Amazon’s recipe for constant renewal comes from its ability to never stop explore new market opportunities, even as it exploits its existing markets to the full. It did not stop at becoming the world’s dominant retailer. It moved rapidly into entertainment, electronics, and technology services. O’Reilly and Tushman show that Amazon has developed a system for ideating, incubating, and scaling new ventures that rivals anything that Silicon Valley startups can achieve. Underpinning this system are three of Jeff Bezos’ core beliefs – customers are at the center of everything, innovations are programs, not projects, that may take many years to show impact, and finally, inventers need to have passion. Hey should be patient and persistent, recognizing that failure and invention are inseparable twins.

These beliefs are institutionalized in a set of practices. Ideation is through the PR/FAQ process that creates an opportunity for employees to propose new products or services. It starts with a PR announcement launching the product, together with made-up customer quotes explaining the value they experience. This one-page is backed up with text (not PowerPoint) giving answers to Frequently Asked Questions. If successful, an idea moves on to Incubation, in which a two-pizza team (i.e., small enough to be fed by two pizzas), aims to convert the idea into something they can validate with evidence from customers. These teams become more formalized and are decoupled from the main business as the experiments demonstrate the viability of the new offering. This separation facilitates scaling, as the team is now ready to become the founders of a new venture, with the independence to pursue the opportunity.

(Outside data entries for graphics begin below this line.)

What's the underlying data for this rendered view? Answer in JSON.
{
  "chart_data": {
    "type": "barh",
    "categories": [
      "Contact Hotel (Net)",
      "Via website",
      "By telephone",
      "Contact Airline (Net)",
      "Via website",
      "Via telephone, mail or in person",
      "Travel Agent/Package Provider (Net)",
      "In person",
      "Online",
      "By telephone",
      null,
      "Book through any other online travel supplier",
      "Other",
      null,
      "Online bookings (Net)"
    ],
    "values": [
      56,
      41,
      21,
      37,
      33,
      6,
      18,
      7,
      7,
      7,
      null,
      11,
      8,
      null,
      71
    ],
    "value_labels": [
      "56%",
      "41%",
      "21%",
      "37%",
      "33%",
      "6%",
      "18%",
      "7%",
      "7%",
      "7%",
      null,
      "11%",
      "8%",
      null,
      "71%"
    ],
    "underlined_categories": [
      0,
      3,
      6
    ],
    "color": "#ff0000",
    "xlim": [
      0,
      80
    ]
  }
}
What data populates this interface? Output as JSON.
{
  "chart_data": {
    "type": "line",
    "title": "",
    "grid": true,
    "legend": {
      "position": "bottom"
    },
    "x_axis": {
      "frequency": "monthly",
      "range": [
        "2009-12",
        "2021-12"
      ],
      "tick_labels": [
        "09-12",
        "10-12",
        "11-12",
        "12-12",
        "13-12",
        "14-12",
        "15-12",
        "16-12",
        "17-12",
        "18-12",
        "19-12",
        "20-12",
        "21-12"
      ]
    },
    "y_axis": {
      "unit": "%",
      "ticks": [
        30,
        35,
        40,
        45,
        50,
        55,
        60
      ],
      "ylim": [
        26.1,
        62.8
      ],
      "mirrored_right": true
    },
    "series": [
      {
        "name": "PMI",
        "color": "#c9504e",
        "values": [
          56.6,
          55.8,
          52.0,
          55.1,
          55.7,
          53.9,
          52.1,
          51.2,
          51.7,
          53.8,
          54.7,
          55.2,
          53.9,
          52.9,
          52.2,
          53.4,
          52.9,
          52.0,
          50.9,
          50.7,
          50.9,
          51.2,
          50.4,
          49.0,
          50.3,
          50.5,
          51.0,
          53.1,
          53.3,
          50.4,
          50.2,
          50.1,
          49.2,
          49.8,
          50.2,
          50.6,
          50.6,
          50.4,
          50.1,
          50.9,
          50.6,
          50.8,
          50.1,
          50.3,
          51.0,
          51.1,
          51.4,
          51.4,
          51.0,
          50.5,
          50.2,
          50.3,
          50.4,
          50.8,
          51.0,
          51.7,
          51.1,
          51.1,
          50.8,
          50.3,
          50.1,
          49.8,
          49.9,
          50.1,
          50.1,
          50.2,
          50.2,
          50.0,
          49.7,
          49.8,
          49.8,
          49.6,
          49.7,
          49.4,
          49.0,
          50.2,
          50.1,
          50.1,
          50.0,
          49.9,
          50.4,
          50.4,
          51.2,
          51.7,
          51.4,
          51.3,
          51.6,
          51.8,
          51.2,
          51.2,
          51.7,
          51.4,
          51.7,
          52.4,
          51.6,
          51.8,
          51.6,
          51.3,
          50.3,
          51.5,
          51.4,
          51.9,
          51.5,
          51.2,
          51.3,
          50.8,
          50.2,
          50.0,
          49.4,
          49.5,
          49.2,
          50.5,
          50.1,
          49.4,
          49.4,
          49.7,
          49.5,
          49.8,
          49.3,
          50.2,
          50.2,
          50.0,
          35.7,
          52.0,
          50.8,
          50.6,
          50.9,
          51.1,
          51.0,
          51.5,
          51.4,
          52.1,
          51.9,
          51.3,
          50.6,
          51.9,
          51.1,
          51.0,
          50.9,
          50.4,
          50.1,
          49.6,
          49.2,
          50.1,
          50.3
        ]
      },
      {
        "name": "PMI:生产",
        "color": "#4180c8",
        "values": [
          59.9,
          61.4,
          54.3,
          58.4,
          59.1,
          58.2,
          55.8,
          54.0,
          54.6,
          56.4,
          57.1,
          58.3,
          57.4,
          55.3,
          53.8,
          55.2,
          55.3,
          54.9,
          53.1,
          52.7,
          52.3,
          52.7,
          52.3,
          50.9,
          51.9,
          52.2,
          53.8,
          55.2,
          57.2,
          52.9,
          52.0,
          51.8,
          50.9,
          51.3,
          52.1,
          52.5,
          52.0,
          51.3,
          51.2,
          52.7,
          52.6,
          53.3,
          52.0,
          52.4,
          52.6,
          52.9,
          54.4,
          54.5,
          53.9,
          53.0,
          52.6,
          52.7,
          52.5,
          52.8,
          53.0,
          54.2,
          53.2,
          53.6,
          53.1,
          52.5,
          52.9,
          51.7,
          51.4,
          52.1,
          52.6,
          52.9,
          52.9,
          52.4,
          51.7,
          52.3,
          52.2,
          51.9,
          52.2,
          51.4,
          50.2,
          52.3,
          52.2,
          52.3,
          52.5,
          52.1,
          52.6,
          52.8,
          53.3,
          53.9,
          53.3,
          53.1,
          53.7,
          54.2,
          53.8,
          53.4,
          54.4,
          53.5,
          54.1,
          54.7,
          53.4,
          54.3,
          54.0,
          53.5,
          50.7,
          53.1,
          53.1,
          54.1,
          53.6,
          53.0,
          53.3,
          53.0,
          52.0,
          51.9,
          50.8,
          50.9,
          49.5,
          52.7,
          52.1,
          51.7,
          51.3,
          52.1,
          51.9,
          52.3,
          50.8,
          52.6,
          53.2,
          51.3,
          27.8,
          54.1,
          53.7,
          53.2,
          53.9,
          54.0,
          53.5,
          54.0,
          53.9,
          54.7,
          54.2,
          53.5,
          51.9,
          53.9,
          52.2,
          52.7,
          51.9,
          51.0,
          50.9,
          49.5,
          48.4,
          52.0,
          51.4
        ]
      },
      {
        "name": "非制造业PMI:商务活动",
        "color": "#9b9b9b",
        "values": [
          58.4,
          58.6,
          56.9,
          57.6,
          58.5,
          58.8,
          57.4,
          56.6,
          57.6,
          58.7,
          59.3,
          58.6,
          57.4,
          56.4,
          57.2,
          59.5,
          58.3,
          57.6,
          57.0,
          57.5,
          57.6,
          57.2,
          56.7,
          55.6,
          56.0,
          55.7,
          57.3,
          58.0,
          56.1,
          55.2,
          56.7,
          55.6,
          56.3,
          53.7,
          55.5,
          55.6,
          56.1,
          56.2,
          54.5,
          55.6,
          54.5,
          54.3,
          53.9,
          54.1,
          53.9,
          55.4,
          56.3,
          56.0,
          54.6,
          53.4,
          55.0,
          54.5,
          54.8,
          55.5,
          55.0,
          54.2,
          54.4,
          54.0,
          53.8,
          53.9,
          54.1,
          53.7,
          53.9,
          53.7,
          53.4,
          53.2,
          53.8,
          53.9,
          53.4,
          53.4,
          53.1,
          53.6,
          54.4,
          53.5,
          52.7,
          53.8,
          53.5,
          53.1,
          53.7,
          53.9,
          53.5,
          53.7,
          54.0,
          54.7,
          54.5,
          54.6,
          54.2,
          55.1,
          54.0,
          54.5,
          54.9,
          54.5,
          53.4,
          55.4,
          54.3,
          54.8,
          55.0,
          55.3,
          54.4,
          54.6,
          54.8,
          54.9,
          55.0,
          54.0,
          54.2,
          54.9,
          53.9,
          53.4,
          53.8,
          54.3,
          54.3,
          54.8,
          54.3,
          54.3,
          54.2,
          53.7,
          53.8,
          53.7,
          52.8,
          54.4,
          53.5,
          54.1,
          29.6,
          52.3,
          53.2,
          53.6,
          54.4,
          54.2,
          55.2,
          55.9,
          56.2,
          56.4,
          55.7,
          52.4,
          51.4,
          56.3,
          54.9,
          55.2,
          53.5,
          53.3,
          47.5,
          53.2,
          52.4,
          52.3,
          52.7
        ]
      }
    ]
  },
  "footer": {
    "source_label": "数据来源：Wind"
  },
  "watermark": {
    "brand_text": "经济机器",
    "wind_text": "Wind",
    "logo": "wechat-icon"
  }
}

The explore and exploit activities of Amazon are held together through a common management system (see the Amazon Management System by Ram Charan) and common APIs (application programming interfaces) that help ensure that everything integrates as it should. Amazon has figured out how to use its corporate assets to allow it to go faster than a startup.

What can others learn from Amazon’s example? The key lesson is to accept that the practices of building a new business are entirely different from those involved in managing an existing one. The Core Business System of managing operational efficiency and effectiveness is anathema to the needs of building new ventures. One is about being more predictable, the other about living with uncertainty, and making sense of emerging opportunities.

It is very hard to manage these are two separate logics at the same time. But, that’s what most firms do. Innovation inside corporations is killed not by bad intentions, but by good managers who are focused on today’s business and have limited capacity to worry about the future. Companies need an Explore Business System, one that has dedicated practices for Ideation, Incubation, and Scaling new ventures with autonomy form the core, but still able to tap into corporate assets to help it go faster its smaller competitors. The disciplines of ideation, incubation, and scaling can be learned. Though, more important is an environment that encourages managers to step forward and turn an insight into viable business. These ‘Corporate Explorers’ need to be able to experiment with different concepts, learn from customers, and iterate an idea over time.

I am not certain if Google, Apple, and Facebook, can live to be 100. Executives at Google complain that it’s gone into “pantry mode” when it comes to radical new ideas. Apple’s TV and music businesses look unconvincing. Though Facebook has proven it can acquire new assets, its less clear that it can grow them. I am more confident that Amazon will make it to be 100 years old because at its core it is not a retailer or technology business, but an organization primed for constant renewal and reinvention.